QuantKAN: A Unified Quantization Framework for Kolmogorov Arnold Networks
Kazi Ahmed Asif Fuad, Lizhong Chen
TL;DR
QuantKAN presents the first unified framework for quantizing Kolmogorov–Arnold Networks by adapting both quantization-aware training and post-training quantization to the dual-branch spline-based architecture. The framework explicitly quantizes base weights, spline coefficients, and activations with branch-aware wrappers, enabling stable training and robust low-bit inference across MNIST and CIFAR datasets and multiple KAN variants. Comprehensive experiments reveal that shallow KANs can reach near full-precision accuracy at 4-bit with LSQ/LSQ+ or PACT, while deeper KAGN models benefit from DoReFa's stability; GPTQ and Uniform generally provide the strongest PTQ performance, with activation quantization remaining a key bottleneck. These findings offer practical guidelines for deploying spline-based networks in resource-constrained settings and motivate further co-design of quantizers and architectures for efficient hardware acceleration.
Abstract
Kolmogorov Arnold Networks (KANs) represent a new class of neural architectures that replace conventional linear transformations and node-based nonlinearities with spline-based function approximations distributed along network edges.

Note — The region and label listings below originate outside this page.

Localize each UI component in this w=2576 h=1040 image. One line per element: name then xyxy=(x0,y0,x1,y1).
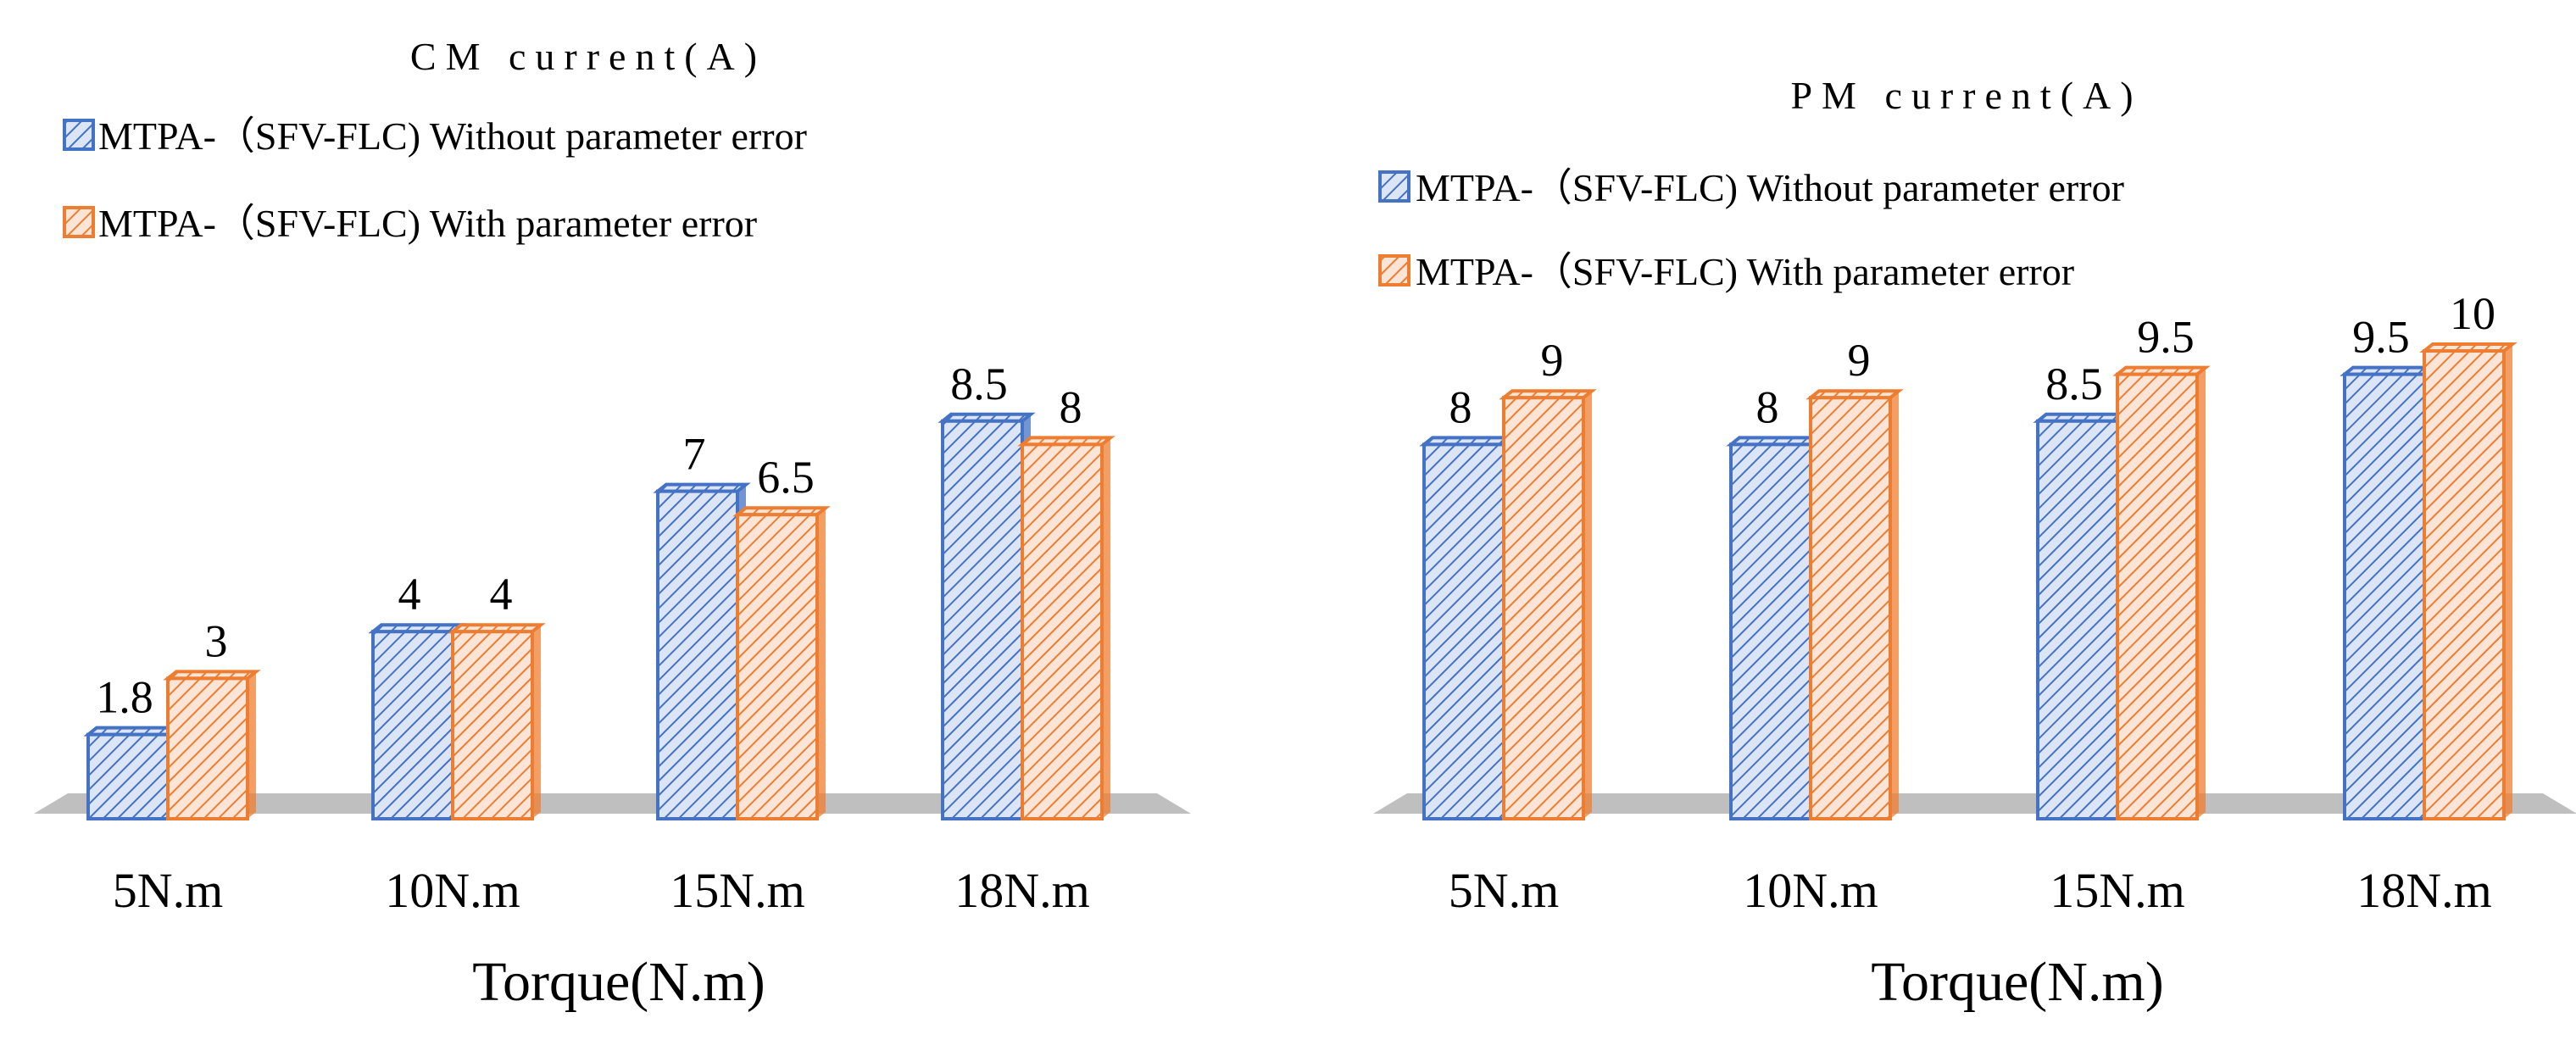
pm-data-label-s1-0: 9 xyxy=(1541,335,1564,386)
cm-data-label-s1-1: 4 xyxy=(490,569,513,620)
cm-bar-s0-2 xyxy=(656,489,739,820)
cm-data-label-s0-2: 7 xyxy=(683,429,706,480)
cm-bar-s1-2 xyxy=(736,513,819,820)
cm-bar-s0-0 xyxy=(86,732,170,821)
pm-bar-side-s1-1 xyxy=(1890,391,1899,819)
pm-tick-label-0: 5N.m xyxy=(1449,863,1560,918)
pm-bar-s0-3 xyxy=(2343,372,2426,821)
pm-bar-s1-3 xyxy=(2423,349,2506,820)
cm-tick-label-3: 18N.m xyxy=(954,863,1090,918)
pm-data-label-s0-1: 8 xyxy=(1756,381,1779,432)
x-axis-title-cm: Torque(N.m) xyxy=(472,951,765,1013)
pm-floor xyxy=(1373,793,2576,814)
cm-data-label-s0-1: 4 xyxy=(398,569,421,620)
pm-bar-s1-0 xyxy=(1502,396,1585,820)
pm-tick-label-2: 15N.m xyxy=(2050,863,2185,918)
legend-label-cm-without: MTPA-（SFV-FLC) Without parameter error xyxy=(98,114,807,158)
pm-bar-s0-0 xyxy=(1422,442,1505,821)
cm-bar-side-s1-0 xyxy=(248,671,256,819)
legend-swatch-cm-with xyxy=(63,206,95,238)
chart-title-pm: PM current(A) xyxy=(1790,74,2142,117)
pm-bar-s0-1 xyxy=(1729,442,1812,821)
pm-tick-label-3: 18N.m xyxy=(2356,863,2492,918)
pm-bar-side-s1-0 xyxy=(1583,391,1592,819)
legend-swatch-cm-without xyxy=(63,119,95,151)
chart-title-cm: CM current(A) xyxy=(410,35,766,78)
cm-bar-s1-1 xyxy=(451,630,534,821)
cm-bar-s0-1 xyxy=(371,630,454,821)
cm-bar-s1-0 xyxy=(166,676,249,821)
cm-data-label-s0-0: 1.8 xyxy=(96,672,153,723)
pm-data-label-s1-2: 9.5 xyxy=(2137,312,2195,363)
legend-label-pm-without: MTPA-（SFV-FLC) Without parameter error xyxy=(1416,166,2124,209)
cm-bar-s0-3 xyxy=(941,419,1024,820)
pm-data-label-s1-3: 10 xyxy=(2450,288,2495,339)
pm-bar-s1-2 xyxy=(2116,372,2199,821)
cm-bar-side-s1-2 xyxy=(817,508,826,819)
pm-data-label-s0-0: 8 xyxy=(1449,381,1472,432)
cm-data-label-s0-3: 8.5 xyxy=(950,359,1008,409)
legend-swatch-pm-without xyxy=(1378,170,1410,203)
cm-tick-label-1: 10N.m xyxy=(385,863,520,918)
pm-bar-side-s1-3 xyxy=(2504,344,2512,819)
legend-label-cm-with: MTPA-（SFV-FLC) With parameter error xyxy=(98,202,757,245)
cm-bar-s1-3 xyxy=(1021,442,1104,821)
pm-bar-side-s1-2 xyxy=(2197,367,2206,820)
cm-data-label-s1-0: 3 xyxy=(205,615,228,666)
cm-tick-label-2: 15N.m xyxy=(670,863,805,918)
pm-bar-s0-2 xyxy=(2036,419,2119,820)
cm-floor xyxy=(34,793,1191,814)
pm-data-label-s0-2: 8.5 xyxy=(2045,359,2103,409)
x-axis-title-pm: Torque(N.m) xyxy=(1871,951,2163,1013)
cm-tick-label-0: 5N.m xyxy=(113,863,224,918)
cm-bar-side-s1-1 xyxy=(532,625,541,819)
cm-bar-side-s1-3 xyxy=(1102,437,1110,819)
pm-bar-s1-1 xyxy=(1809,396,1892,820)
legend-label-pm-with: MTPA-（SFV-FLC) With parameter error xyxy=(1416,250,2074,293)
cm-data-label-s1-3: 8 xyxy=(1060,381,1082,432)
cm-data-label-s1-2: 6.5 xyxy=(757,452,815,503)
pm-data-label-s0-3: 9.5 xyxy=(2352,312,2410,363)
chart-marks-group: 1.8 3 5N.m 4 4 10N.m 7 6.5 15N.m 8.5 8 18N.m 8 9 5N.m 8… xyxy=(34,288,2576,918)
legend-swatch-pm-with xyxy=(1378,254,1410,286)
pm-tick-label-1: 10N.m xyxy=(1743,863,1878,918)
pm-data-label-s1-1: 9 xyxy=(1848,335,1871,386)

Although KANs offer strong expressivity and interpretability, their heterogeneous spline and base branch parameters hinder efficient quantization, which remains unexamined compared to CNNs and Transformers. In this paper, we present QuantKAN, a unified framework for quantizing KANs across both quantization aware training (QAT) and post-training quantization (PTQ) regimes. QuantKAN extends modern quantization algorithms, such as LSQ, LSQ+, PACT, DoReFa, QIL, GPTQ, BRECQ, AdaRound, AWQ, and HAWQ-V2, to spline based layers with branch-specific quantizers for base, spline, and activation components. Through extensive experiments on MNIST, CIFAR 10, and CIFAR 100 across multiple KAN variants (EfficientKAN, FastKAN, PyKAN, and KAGN), we establish the first systematic benchmarks for low-bit spline networks. Our results show that KANs, particularly deeper KAGN variants, are compatible with low-bit quantization but exhibit strong method architecture interactions: LSQ, LSQ+, and PACT preserve near full precision accuracy at 4 bit for shallow KAN MLP and ConvNet models, while DoReFa provides the most stable behavior for deeper KAGN under aggressive low-bit settings. For PTQ, GPTQ and Uniform consistently deliver the strongest overall performance across datasets, with BRECQ highly competitive on simpler regimes such as MNIST. Our proposed QuantKAN framework thus unifies spline learning and quantization, and provides practical tools and guidelines for efficiently deploying KANs in real-world, resource-constrained environments.